“Sem memória não há Justiça”, afirma documentarista sobre a luta antimanicomial

“Sem memória não há Justiça”, afirma documentarista sobre a luta antimanicomial

O seminário é promovido pelo Conselho Nacional de Justiça (CNJ) em parceria com o Tribunal de Justiça do Paraná (TJPR). Na condução do primeiro painel, a assistente técnica do eixo de Cidadania, do Programa Fazendo Justiça (Pnud/CNJ), e integrante do grupo de trabalho do CNJ sobre o caso Ximenes Lopes, Natália Ribeiro, destacou a importância da interlocução e da troca com diferentes atores, movimentos e saberes sobre a temática.

O documentário “Holocausto brasileiro”, que mostra a história de pessoas sob custódia em hospitais psiquiátricos, foi apresentado pela jornalista Daniela Arbex, que investigou a questão. De acordo com ela, a maior parte dos casos não tinha fundamento médico e os “tratamentos” eram desumanos.

As fotos e documentos que basearam o produto audiovisual mostraram situações degradantes, com hospitais que tinham duzentas vagas, mas que chegaram a receber cinco mil pessoas na década de 1960, com utilização de procedimentos como eletrochoque e leito-chão, além de venda de cadáveres para estudos. Esse cenário influenciou o início da Reforma Psiquiátrica no final da década de 1970.

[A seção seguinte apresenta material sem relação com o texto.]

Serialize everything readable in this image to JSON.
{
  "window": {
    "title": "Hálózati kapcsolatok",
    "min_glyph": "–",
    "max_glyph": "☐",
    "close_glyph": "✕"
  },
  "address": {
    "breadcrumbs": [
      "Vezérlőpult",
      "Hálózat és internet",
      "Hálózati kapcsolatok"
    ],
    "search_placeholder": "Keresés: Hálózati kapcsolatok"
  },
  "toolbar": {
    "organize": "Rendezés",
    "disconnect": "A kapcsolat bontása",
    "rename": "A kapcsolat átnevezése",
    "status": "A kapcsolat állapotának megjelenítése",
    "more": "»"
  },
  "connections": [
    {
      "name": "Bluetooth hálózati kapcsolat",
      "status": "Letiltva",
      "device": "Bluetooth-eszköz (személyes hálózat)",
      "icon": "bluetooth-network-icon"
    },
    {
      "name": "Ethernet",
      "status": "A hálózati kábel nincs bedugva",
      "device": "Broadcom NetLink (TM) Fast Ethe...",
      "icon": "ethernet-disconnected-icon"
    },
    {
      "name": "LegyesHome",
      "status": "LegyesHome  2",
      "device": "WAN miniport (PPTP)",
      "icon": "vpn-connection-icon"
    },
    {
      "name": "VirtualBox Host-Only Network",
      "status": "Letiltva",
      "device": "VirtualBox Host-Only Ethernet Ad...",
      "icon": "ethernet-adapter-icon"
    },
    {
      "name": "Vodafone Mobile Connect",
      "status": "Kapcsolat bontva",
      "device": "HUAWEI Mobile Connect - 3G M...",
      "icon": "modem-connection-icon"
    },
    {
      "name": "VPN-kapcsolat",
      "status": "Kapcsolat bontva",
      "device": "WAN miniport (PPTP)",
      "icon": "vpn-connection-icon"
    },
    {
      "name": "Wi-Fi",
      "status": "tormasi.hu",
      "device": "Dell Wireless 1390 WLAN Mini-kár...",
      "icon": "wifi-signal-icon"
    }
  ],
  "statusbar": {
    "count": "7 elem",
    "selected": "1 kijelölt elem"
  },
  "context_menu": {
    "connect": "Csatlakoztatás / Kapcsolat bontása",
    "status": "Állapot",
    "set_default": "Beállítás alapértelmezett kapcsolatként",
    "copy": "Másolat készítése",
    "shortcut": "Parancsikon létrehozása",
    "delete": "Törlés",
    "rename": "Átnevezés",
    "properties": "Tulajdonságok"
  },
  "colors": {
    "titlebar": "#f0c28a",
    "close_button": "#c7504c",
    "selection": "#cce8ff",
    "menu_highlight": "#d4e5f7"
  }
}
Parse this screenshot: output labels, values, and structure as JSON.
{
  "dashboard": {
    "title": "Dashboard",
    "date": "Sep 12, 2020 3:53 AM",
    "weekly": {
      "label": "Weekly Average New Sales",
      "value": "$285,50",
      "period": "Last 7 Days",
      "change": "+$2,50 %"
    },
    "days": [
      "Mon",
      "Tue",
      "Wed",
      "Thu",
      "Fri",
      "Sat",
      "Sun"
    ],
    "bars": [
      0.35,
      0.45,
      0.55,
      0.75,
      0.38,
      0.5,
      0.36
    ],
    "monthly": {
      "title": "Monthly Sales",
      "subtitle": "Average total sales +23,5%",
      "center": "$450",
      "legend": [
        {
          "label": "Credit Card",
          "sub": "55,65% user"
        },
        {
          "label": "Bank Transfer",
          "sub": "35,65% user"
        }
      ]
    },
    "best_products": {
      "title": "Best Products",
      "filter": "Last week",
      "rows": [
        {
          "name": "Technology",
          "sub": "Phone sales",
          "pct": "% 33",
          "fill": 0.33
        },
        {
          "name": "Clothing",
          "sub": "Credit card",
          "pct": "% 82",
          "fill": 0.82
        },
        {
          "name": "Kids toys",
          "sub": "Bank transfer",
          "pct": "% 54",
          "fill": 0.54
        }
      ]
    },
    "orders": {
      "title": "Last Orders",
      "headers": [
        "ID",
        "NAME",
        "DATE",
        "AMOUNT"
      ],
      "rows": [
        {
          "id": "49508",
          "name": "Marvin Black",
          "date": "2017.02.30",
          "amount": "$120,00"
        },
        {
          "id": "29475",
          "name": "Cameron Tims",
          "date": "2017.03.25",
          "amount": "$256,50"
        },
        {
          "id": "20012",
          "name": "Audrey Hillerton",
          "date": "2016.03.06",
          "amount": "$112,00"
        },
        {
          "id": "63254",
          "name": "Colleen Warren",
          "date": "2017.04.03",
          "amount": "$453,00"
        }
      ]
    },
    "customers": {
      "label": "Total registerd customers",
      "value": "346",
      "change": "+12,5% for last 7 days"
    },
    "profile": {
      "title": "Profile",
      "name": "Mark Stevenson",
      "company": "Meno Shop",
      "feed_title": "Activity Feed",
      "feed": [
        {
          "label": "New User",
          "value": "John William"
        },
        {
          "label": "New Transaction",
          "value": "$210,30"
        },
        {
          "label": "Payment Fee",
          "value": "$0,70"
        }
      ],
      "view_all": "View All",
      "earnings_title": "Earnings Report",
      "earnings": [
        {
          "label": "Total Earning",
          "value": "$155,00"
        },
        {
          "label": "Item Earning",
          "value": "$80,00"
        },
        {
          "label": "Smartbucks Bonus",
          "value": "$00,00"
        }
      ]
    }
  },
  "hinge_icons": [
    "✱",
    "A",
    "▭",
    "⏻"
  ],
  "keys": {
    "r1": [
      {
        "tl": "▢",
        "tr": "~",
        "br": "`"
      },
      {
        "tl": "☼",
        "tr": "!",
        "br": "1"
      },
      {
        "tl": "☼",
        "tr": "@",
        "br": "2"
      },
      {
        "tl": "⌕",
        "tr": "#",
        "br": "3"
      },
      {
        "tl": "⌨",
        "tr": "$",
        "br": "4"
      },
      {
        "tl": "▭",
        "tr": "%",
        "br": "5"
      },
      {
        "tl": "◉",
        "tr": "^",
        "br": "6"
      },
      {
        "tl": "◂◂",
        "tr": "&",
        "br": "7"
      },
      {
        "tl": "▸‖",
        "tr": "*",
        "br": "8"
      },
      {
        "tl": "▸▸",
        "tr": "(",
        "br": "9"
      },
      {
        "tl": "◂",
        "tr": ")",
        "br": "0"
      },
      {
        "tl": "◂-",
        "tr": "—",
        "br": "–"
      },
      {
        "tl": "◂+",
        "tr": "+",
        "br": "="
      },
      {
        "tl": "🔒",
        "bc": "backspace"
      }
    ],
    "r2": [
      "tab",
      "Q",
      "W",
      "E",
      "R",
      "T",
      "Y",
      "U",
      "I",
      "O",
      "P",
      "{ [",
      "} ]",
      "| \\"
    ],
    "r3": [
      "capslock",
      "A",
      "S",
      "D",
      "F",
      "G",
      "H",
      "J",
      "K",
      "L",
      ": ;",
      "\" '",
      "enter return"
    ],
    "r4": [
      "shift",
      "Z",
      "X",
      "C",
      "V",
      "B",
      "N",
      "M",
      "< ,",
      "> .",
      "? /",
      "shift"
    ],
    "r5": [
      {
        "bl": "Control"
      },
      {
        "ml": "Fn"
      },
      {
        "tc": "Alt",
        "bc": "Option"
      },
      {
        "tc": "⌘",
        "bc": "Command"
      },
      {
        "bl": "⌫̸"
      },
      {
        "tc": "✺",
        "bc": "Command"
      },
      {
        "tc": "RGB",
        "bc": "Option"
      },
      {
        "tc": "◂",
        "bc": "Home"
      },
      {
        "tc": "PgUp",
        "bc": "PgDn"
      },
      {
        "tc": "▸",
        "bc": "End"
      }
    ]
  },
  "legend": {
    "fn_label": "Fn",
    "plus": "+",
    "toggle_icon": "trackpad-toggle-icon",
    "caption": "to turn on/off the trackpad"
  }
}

A jornalista, que participou por videoconferência, destacou que apenas em 2001 houve a aprovação da lei sobre o acolhimento adequado e humanizado às pessoas em sofrimento mental. Passados quase 22 anos, em 2023, a Lei 10.216 ainda não foi completamente implementada. “Memória e justiça caminham juntas. O documentário mostra que até hoje a lei é mal interpretada”, afirmou. Ela ressaltou ainda que a legislação trata da extinção dos leitos de baixa qualidade, e que, por conta da produção do documentário, sugeriu e propôs a revisão da política, “já que hospital não é lugar de moradia para doentes de saúde mental”.

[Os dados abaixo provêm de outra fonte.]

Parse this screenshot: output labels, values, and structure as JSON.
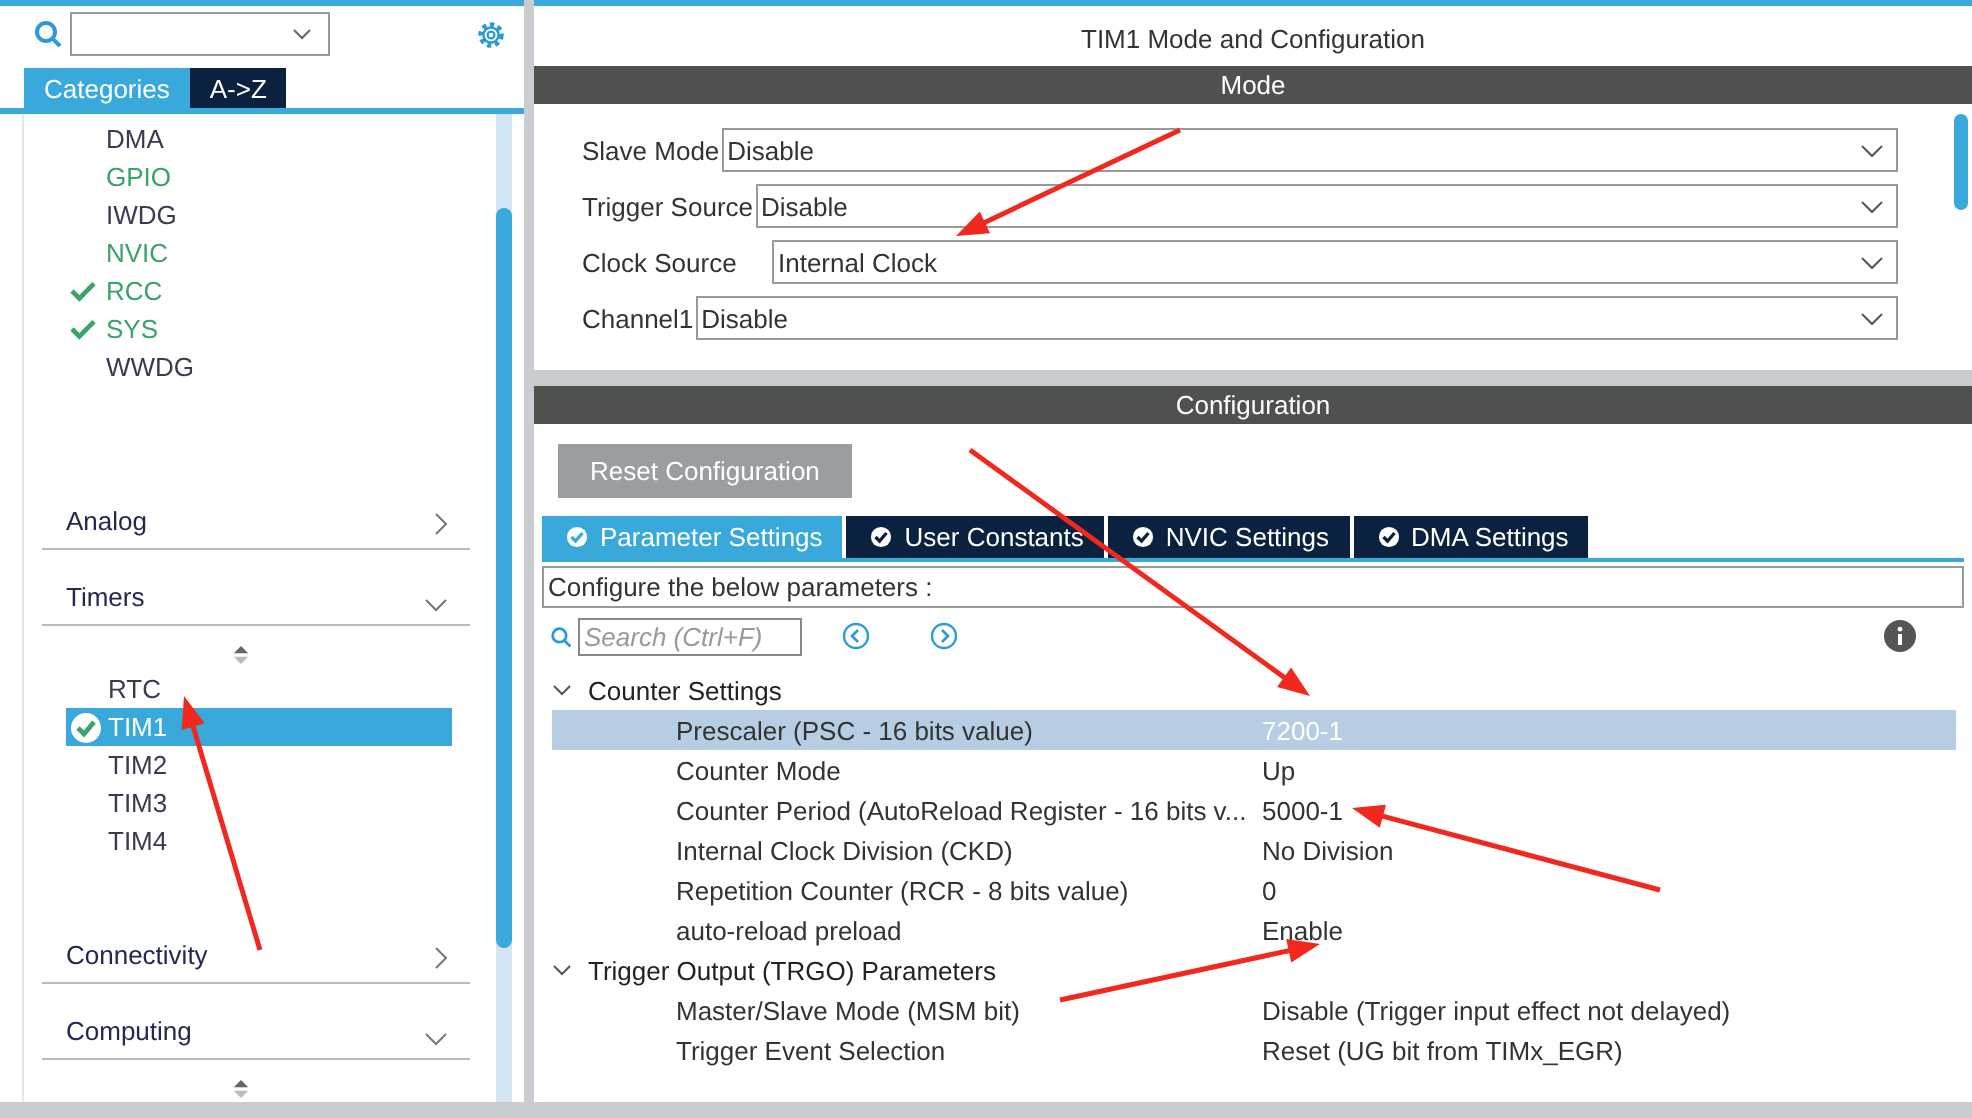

O representante do Departamento de Saúde Mental do Ministério da Saúde, Marcelo Kimati Dias, e o do Ministério dos Direitos Humanos e da Cidadania, Leonardo Pinho, apontaram o desafio de implantar mudanças do modelo assistencial. “Essas pessoas estão alijadas da presença do Estado Democrático de Direito. Os hospitais de custódia são prisões sem tratamento, que infringem o que está previsto pela Constituição, que proíbe a existência da prisão perpétua no país”, destacou Pinho.

A desinstitucionalização, de acordo com Marcelo Kimati, encontra similaridades tanto em relação à saúde mental de forma geral quanto na questão da execução penal. “Os manicômios judiciais enfrentam complexidades que se somam à questão da saúde mental. O envelhecimento dessa população no isolamento traz consequências clínicas que também precisam ser levadas em consideração, além de outras vulnerabilidades como a inimputabilidade por pequenos crimes e uso de drogas”, afirmou.

Nesse sentido, o desafio maior é abrir serviços substitutivos, como as residências terapêuticas, na mesma proporção do fechamento dos leitos psiquiátricos e dos hospitais de custódia. “Essa é uma população complexa, que demanda uma estratégia diferente, fundamentada nas interseccionalidades. Temos nova possibilidade de inclusão social e de trazer acesso às políticas públicas a essa população”, afirmou Kimati.  Ele acrescentou que a reinserção desses pacientes na comunidade e no contexto familiar, depois de tanto tempo sem esse vínculo, deve ser feita de forma cuidadosa e a partir da escuta pelos profissionais da saúde, que são protagonistas nesse processo.